A key part of ensuring that private investment continues to be able to deliver sustained improvements for local communities is the need to facilitate dialogue between local representatives (such as metro mayors) and the investor community. Investors discussed the role that the newly created UK Infrastructure Bank could play here, particularly given its advisory function which can act as conduit between local authority leaders and infrastructure investors.
The Minister outlined progress that had been made in applying the ‘investment lens’ to a number of BEIS policy areas – including on hydrogen - related investment opportunities, with hydrogen seen to present a key opportunity for future development.
As Lord Grimstone explained, geographically targeted investments often have the capacity to act as a precursor to manufacturing jobs within a given area, which can be perceived as an organic and sustainable way of levelling up a given area, through generating employment opportunities that offer above-average levels of wages, as well as a number of apprenticeship places. GIIA’s members are playing an important part in helping foster increased levels of social capital, including employment opportunities, within geographical areas that have historically been neglected.

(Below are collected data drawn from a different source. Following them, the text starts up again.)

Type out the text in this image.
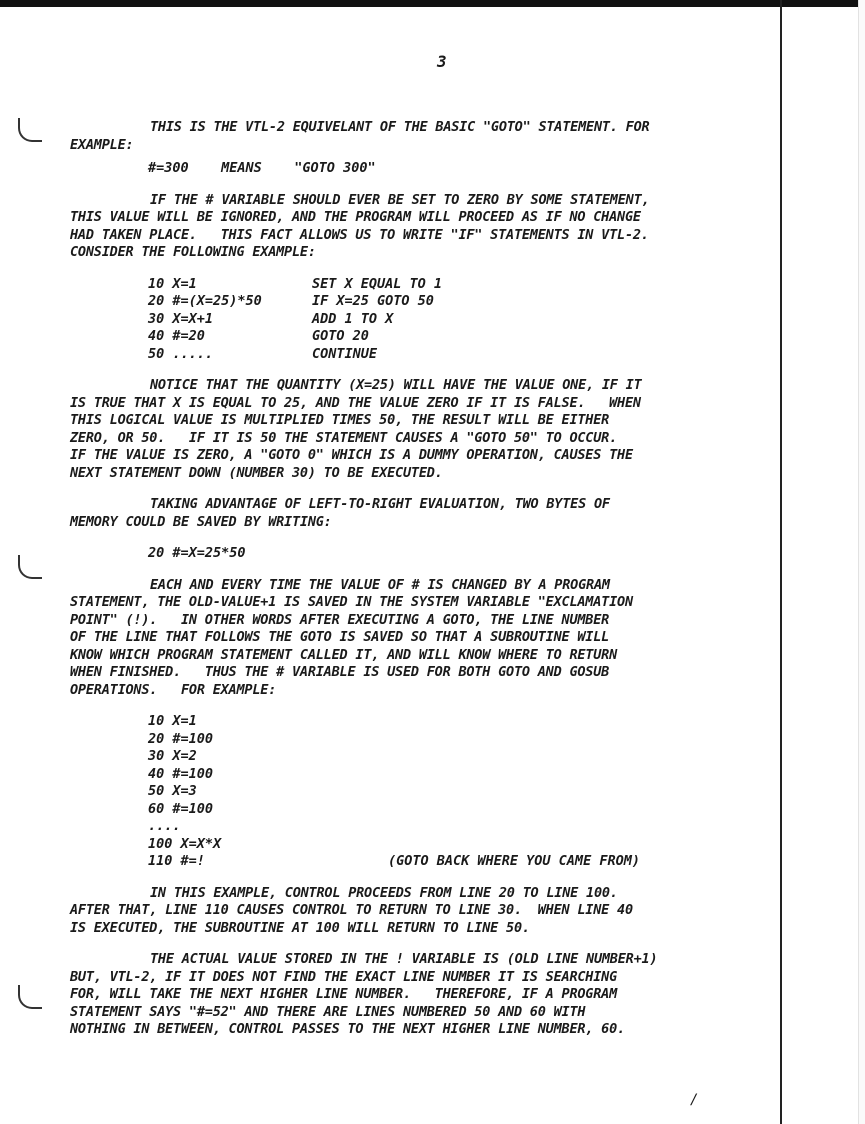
3
/
THIS IS THE VTL-2 EQUIVELANT OF THE BASIC "GOTO" STATEMENT. FOR
EXAMPLE:
#=300    MEANS    "GOTO 300"
IF THE # VARIABLE SHOULD EVER BE SET TO ZERO BY SOME STATEMENT,
THIS VALUE WILL BE IGNORED, AND THE PROGRAM WILL PROCEED AS IF NO CHANGE
HAD TAKEN PLACE.   THIS FACT ALLOWS US TO WRITE "IF" STATEMENTS IN VTL-2.
CONSIDER THE FOLLOWING EXAMPLE:
10 X=1	SET X EQUAL TO 1
20 #=(X=25)*50	IF X=25 GOTO 50
30 X=X+1	ADD 1 TO X
40 #=20	GOTO 20
50 .....	CONTINUE
NOTICE THAT THE QUANTITY (X=25) WILL HAVE THE VALUE ONE, IF IT
IS TRUE THAT X IS EQUAL TO 25, AND THE VALUE ZERO IF IT IS FALSE.   WHEN
THIS LOGICAL VALUE IS MULTIPLIED TIMES 50, THE RESULT WILL BE EITHER
ZERO, OR 50.   IF IT IS 50 THE STATEMENT CAUSES A "GOTO 50" TO OCCUR.
IF THE VALUE IS ZERO, A "GOTO 0" WHICH IS A DUMMY OPERATION, CAUSES THE
NEXT STATEMENT DOWN (NUMBER 30) TO BE EXECUTED.
TAKING ADVANTAGE OF LEFT-TO-RIGHT EVALUATION, TWO BYTES OF
MEMORY COULD BE SAVED BY WRITING:
20 #=X=25*50
EACH AND EVERY TIME THE VALUE OF # IS CHANGED BY A PROGRAM
STATEMENT, THE OLD-VALUE+1 IS SAVED IN THE SYSTEM VARIABLE "EXCLAMATION
POINT" (!).   IN OTHER WORDS AFTER EXECUTING A GOTO, THE LINE NUMBER
OF THE LINE THAT FOLLOWS THE GOTO IS SAVED SO THAT A SUBROUTINE WILL
KNOW WHICH PROGRAM STATEMENT CALLED IT, AND WILL KNOW WHERE TO RETURN
WHEN FINISHED.   THUS THE # VARIABLE IS USED FOR BOTH GOTO AND GOSUB
OPERATIONS.   FOR EXAMPLE:
10 X=1
20 #=100
30 X=2
40 #=100
50 X=3
60 #=100
....
100 X=X*X
110 #=!	(GOTO BACK WHERE YOU CAME FROM)
IN THIS EXAMPLE, CONTROL PROCEEDS FROM LINE 20 TO LINE 100.
AFTER THAT, LINE 110 CAUSES CONTROL TO RETURN TO LINE 30.  WHEN LINE 40
IS EXECUTED, THE SUBROUTINE AT 100 WILL RETURN TO LINE 50.
THE ACTUAL VALUE STORED IN THE ! VARIABLE IS (OLD LINE NUMBER+1)
BUT, VTL-2, IF IT DOES NOT FIND THE EXACT LINE NUMBER IT IS SEARCHING
FOR, WILL TAKE THE NEXT HIGHER LINE NUMBER.   THEREFORE, IF A PROGRAM
STATEMENT SAYS "#=52" AND THERE ARE LINES NUMBERED 50 AND 60 WITH
NOTHING IN BETWEEN, CONTROL PASSES TO THE NEXT HIGHER LINE NUMBER, 60.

Industrial clusters are perceived as having a great deal of untapped potential that is anticipated to be explored during forthcoming ‘tracks’ of cluster development including in Teesside, as outlined by the government. A key consideration is the perceived reliance of clusters on hydrogen and carbon capture, in order to decarbonise their bases – something that remains attractive and investable, for members of the investor community while simultaneously delivering on levelling up objectives.
Other areas explored during the roundtable included the need for security of supply within the energy sector – compounded by the circumstances of the war in Ukraine, as well as the unprecedented cost of living crisis. The government’s Energy Security Bill aims to address these concerns and ensure that new energy sources such as hydrogen are supported through leveraging transformational levels of public and private capital to build domestic supply capacity, deliver for consumers and ensure long-term stability for the UK.
The conversation touched on the need to establish an enduring regulatory regime that investors can have confidence in, through restoring predictability within the domestic regulatory framework. As underscored in GIIA and Alvarez & Marsal’s most recent ‘Pulse Survey’, an unattractive regulatory environment remains a primary deterrent for investors when making the decision to invest in a given country. GIIA’s forthcoming ‘Regulating for Investment’ report will seek to make recommendations to bolster the UK’s attractiveness as a global investment destination.
GIIA’s latest roundtable once again displayed its capacity for consensus-building by exploring areas of alignment between the government and investor community. Not only will future investment decisions help the UK to level up, it will also consolidate the delivery of infrastructure that is fit for purpose and resilient enough to withstand an evolving set of economic and climate-related challenges.